By 1979, Kabat-Zinn had earned his Ph.D. and was working at the University of Massachusetts Medical Center studying muscle development and teaching anatomy and cell biology to medical students. On a meditation retreat that year, he had a revelation. What if he could use Buddhism-based meditation to help patients cope with conditions like chronic pain? Even if he couldn't alleviate their symptoms, Kabat-Zinn speculated that mindfulness training might help patients refocus their attention so they could change their response to pain and thereby reduce their overall suffering.

With three physicians, Kabat-Zinn opened a stress-reduction clinic at UMass based on meditation and mindfulness. "It was just a little pilot on zero dollars," he says.

Almost immediately, some of the clinic's patients reported that their pain levels diminished. For others, the pain remained the same, but the mindfulness training made them better able to handle the stress of living with illness. They were able to separate their day-to-day experiences from their identity as pain patients. "That's what you most hope for," says Kabat-Zinn, "not that you can cure all diseases, but you could help people live in a way that didn't erode their quality of life beyond a certain point." Eventually Kabat-Zinn's program was absorbed into the UMass department of medicine and became the MBSR curriculum now used by hundreds of teachers across the country.

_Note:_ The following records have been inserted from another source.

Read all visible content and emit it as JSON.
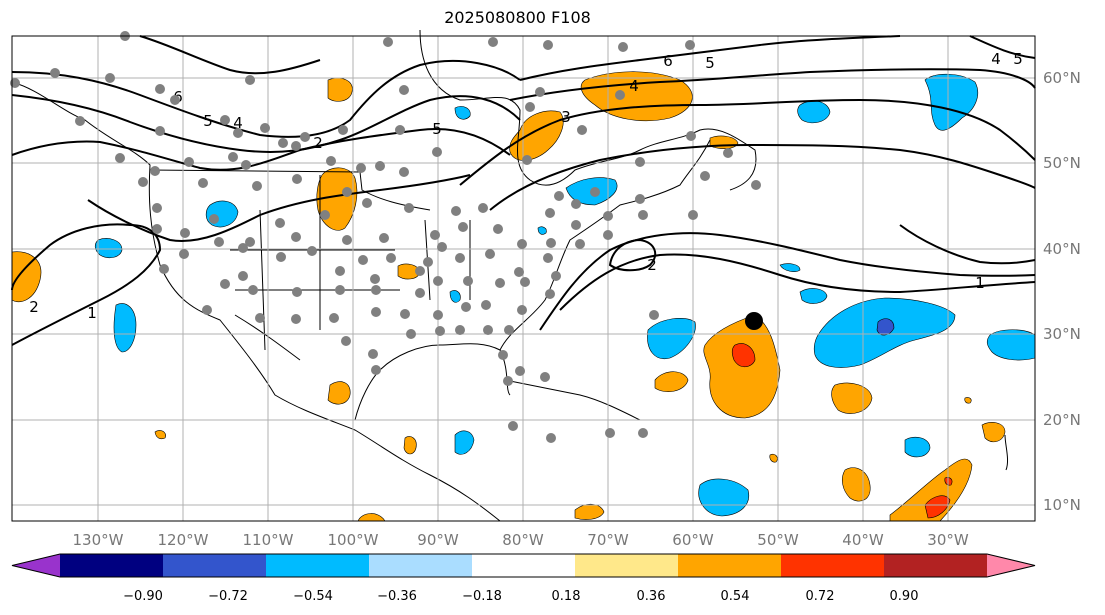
{
  "title": "2025080800 F108",
  "map": {
    "lon_labels": [
      "130°W",
      "120°W",
      "110°W",
      "100°W",
      "90°W",
      "80°W",
      "70°W",
      "60°W",
      "50°W",
      "40°W",
      "30°W"
    ],
    "lat_labels": [
      "60°N",
      "50°N",
      "40°N",
      "30°N",
      "20°N",
      "10°N"
    ],
    "contour_labels": [
      "6",
      "5",
      "4",
      "2",
      "5",
      "3",
      "4",
      "6",
      "5",
      "2",
      "1",
      "2",
      "1",
      "4",
      "5"
    ]
  },
  "colorbar": {
    "ticks": [
      "−0.90",
      "−0.72",
      "−0.54",
      "−0.36",
      "−0.18",
      "0.18",
      "0.36",
      "0.54",
      "0.72",
      "0.90"
    ],
    "colors": [
      "#9933cc",
      "#000080",
      "#3355cc",
      "#00bbff",
      "#aaddff",
      "#ffffff",
      "#ffe88a",
      "#ffa500",
      "#ff3300",
      "#b22222",
      "#ff88aa"
    ]
  },
  "colors": {
    "positive_anomaly": "#ffa500",
    "strong_positive": "#ff3300",
    "negative_anomaly": "#00bbff",
    "strong_negative": "#3355cc",
    "station_marker": "#808080",
    "storm_marker": "#000000"
  }
}
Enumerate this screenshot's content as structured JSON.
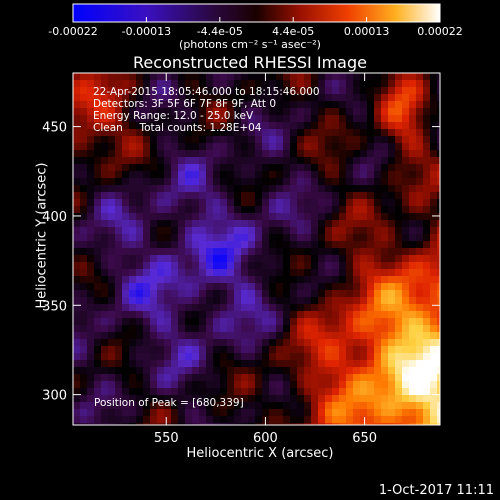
{
  "chart_data": {
    "type": "heatmap",
    "title": "Reconstructed RHESSI Image",
    "xlabel": "Heliocentric X (arcsec)",
    "ylabel": "Heliocentric Y (arcsec)",
    "x_ticks": [
      550,
      600,
      650
    ],
    "y_ticks": [
      300,
      350,
      400,
      450
    ],
    "xlim": [
      503,
      688
    ],
    "ylim": [
      283,
      480
    ],
    "colorbar": {
      "ticks": [
        "-0.00022",
        "-0.00013",
        "-4.4e-05",
        "4.4e-05",
        "0.00013",
        "0.00022"
      ],
      "units": "(photons cm⁻² s⁻¹ asec⁻²)",
      "range": [
        -0.00022,
        0.00022
      ],
      "colormap": [
        "#0000ff",
        "#5a2bd4",
        "#3b0a4a",
        "#000000",
        "#8a0d00",
        "#e02400",
        "#ff7a00",
        "#ffd040",
        "#ffffff"
      ]
    },
    "annotations": [
      "22-Apr-2015 18:05:46.000 to 18:15:46.000",
      "Detectors: 3F 5F 6F 7F 8F 9F, Att 0",
      "Energy Range: 12.0 - 25.0 keV",
      "Clean     Total counts: 1.28E+04"
    ],
    "peak_label": "Position of Peak = [680,339]"
  },
  "footer": "1-Oct-2017 11:11"
}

In the years since, scientists have been able to prove that meditation and rigorous mindfulness training can lower cortisol levels and blood pressure, increase immune response and possibly even affect gene expression. Scientific study is also showing that meditation can have an impact on the structure of the brain itself. Building on the discovery that brains can change based on experiences and are not, as previously believed, static masses that are set by the time a person reaches adulthood, a growing field of neuroscientists are now studying whether meditation--and the mindfulness that results from it--can counteract what happens to our minds because of stress, trauma and constant distraction. The research has fueled the rapid growth of MBSR and other mindfulness programs inside corporations and public institutions.